MECHANOBIOLOGY… REJUVENATING SKIN

Mechanobiology: how cells react to mechanical forces

As its name indicates, mechanobiology consists of placing biological cells under pressure, i.e. submitting them to mechanical stress to observe how they behave. Stress can mean pressure, twisting or pulling. This discipline of biology is looking at modifications to biological tissues and cells subjected to physical forces that can promote their development, influence
their physiology or cause illness. The underlying mechanisms, i.e. the relations between the physical stimulus and the molecular response, are far from being understood.

Yet for 20 years, this discipline has been on the rise, with applications in the fight against cancer, tissue engineering, embryo development and healing (1). The impact of a massage on the temperature of the human body, blood circulation, muscle strength and the nervous system have all been explored, but very little work has been done on the impact of a massage on the structure or biology of the skin, and none at all on skin aging.

This is exactly what L’Oréal R&I undertook to do as it was established that cells are sensitive to forces and convert mechanical signals into a biochemical response (mechanotransduction). However, cells use a variety of mechanisms to respond to mechanical forces, depending on their type, their environment, tissue aging, etc., and these mechanisms have not yet been
fully identified.

Given its locations, scientists at L'Oréal contacted teams in their region and fostered collaborations with centres of excellence such as the Mechanobiology Institute, Singapore for systemic biology (2), and in France the Institut Langevin for elastography and the Denis Diderot university for cell adhesion and tissue mechanics. Mechanobiology has a privileged field of application in L'Oréal: skin ageing.

Skin mechanobiology

The signs of aging we know well concern different compartments of the skin: the epidermis, the dermis and the hypodermis. Skin aging is a complex biological process affected by internal and external factors. It mainly impacts the production of proteins in the extracellular matrix leading to damage to the network of elastic fibres in the dermal-epidermal junction (DEJ).

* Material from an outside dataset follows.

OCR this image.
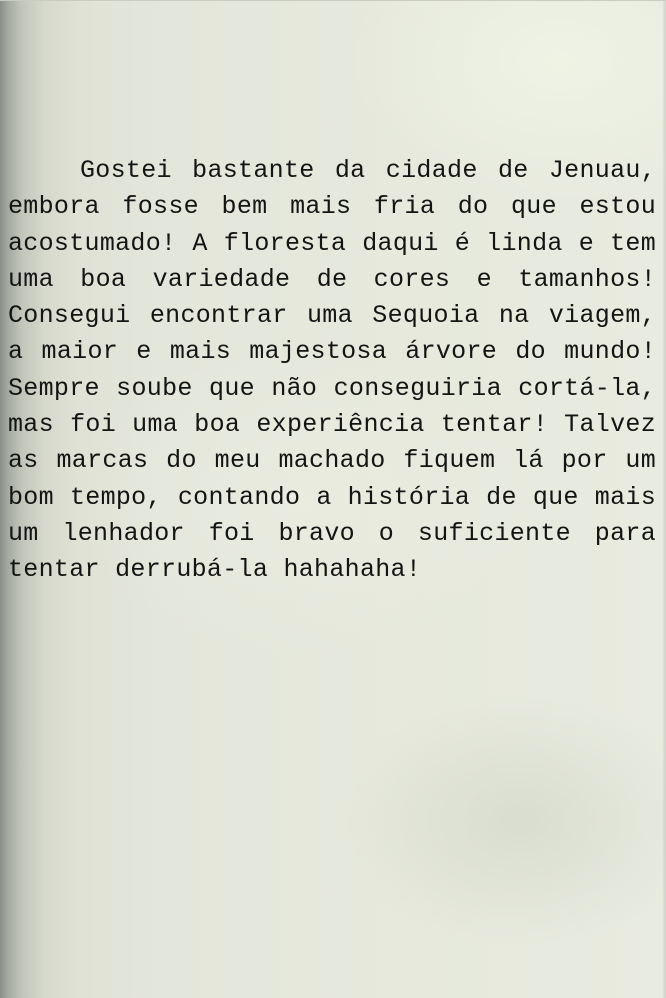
Gostei bastante da cidade de Jenuau, embora fosse bem mais fria do que estou acostumado! A floresta daqui é linda e tem uma boa variedade de cores e tamanhos! Consegui encontrar uma Sequoia na viagem, a maior e mais majestosa árvore do mundo! Sempre soube que não conseguiria cortá-la, mas foi uma boa experiência tentar! Talvez as marcas do meu machado fiquem lá por um bom tempo, contando a história de que mais um lenhador foi bravo o suficiente para tentar derrubá-la hahahaha!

These fibres give their elastic properties to the skin tissues and also enable them to modulate their proliferation and differentiation. In adults (20 years old), the gradual deterioration in the elastic fibres is not counterbalanced by the renewal of functional fibres. Visually, the most marked sign of this deterioration is without doubt the appearance of lines on the skin, but there are numerous clinical and histological modifications.

This knowledge led L'Oréal scientists to develop a massage instrument, for routine use by consumers, with or without a cream. First though, they needed to understand the biological effects of mechanical stimulation on the skin and prove that rejuvenation was possible.

They did this in two stages:
1- Firstly an ex vivo study, i.e. on skin maintained alive. We tried to identify the
frequencies and amplitudes of external mechanical stimulation that would enhance
the expression of proteins in the extracellular matrix and the dermal-epidermal
junction. The skin was treated twice daily for 1 minute over 10 days. The results:
strengthening of the dermal-epidermal junction and an increase in the extracellular
matrix for a frequency of 75 Hz.

Based on these results, they designed a prototype skin massage device and optimized it to define the best combination: the frequency, the head, the movement and the ergonomics.

2- A second randomized in vivo clinical trial on 42 women aged from 65 to 75 divided into two groups: G1 (22 volunteers using a cream) and G2 (20 volunteers, using a cream and the device), for 8 weeks, twice a day.

The evaluation was done by an independent expert in a double-blind study using a global aging atlas (lines and texture) and per zone (cheeks, lip contours, neck and décolleté). The results were completed by an instrumental evaluation and an evaluation of efficacy perceived by the volunteers.

3- Everything converges on a visible improvement in the signs of aging and in particular: firmness, slackening of the face and the neck.

This work was presented twice at congresses and published in PlosOne in 2017 (3).

Clarisonic launches Smart Profile Uplift
This is a perfect illustration of L'Oréal’s model for innovation “transforming science into beauty”. Initial work on mechanobiology started in Advanced Research in Singapore in 2008. The massage head was designed and optimized by engineers and designers at Clarisonic. The Smart Profile Uplift massage device was launched on the US market and is set to conquer the world in 2017.

Skin mechanobiology: a story with a promising future
The teams are continuing on several fronts: fibroblasts and tissue engineering to reconstruct more functionalized, older skin, that would be an extraordinary prediction tool for the efficacy of some substances. There are many skin models currently sold around the world, mainly developed from collagens. However, all these skin substitutes have the same limit: it is impossible to
reproduce a tissue with elastic properties similar to the tissues sought. This is due to a lack of understanding of the biological parameters driving the synthesis of functional elastic fibres in adult tissue and the absence of suitable substrates to create the microenvironment that has the right ratio of elastic and viscoelastic components in the tissues and their matrix.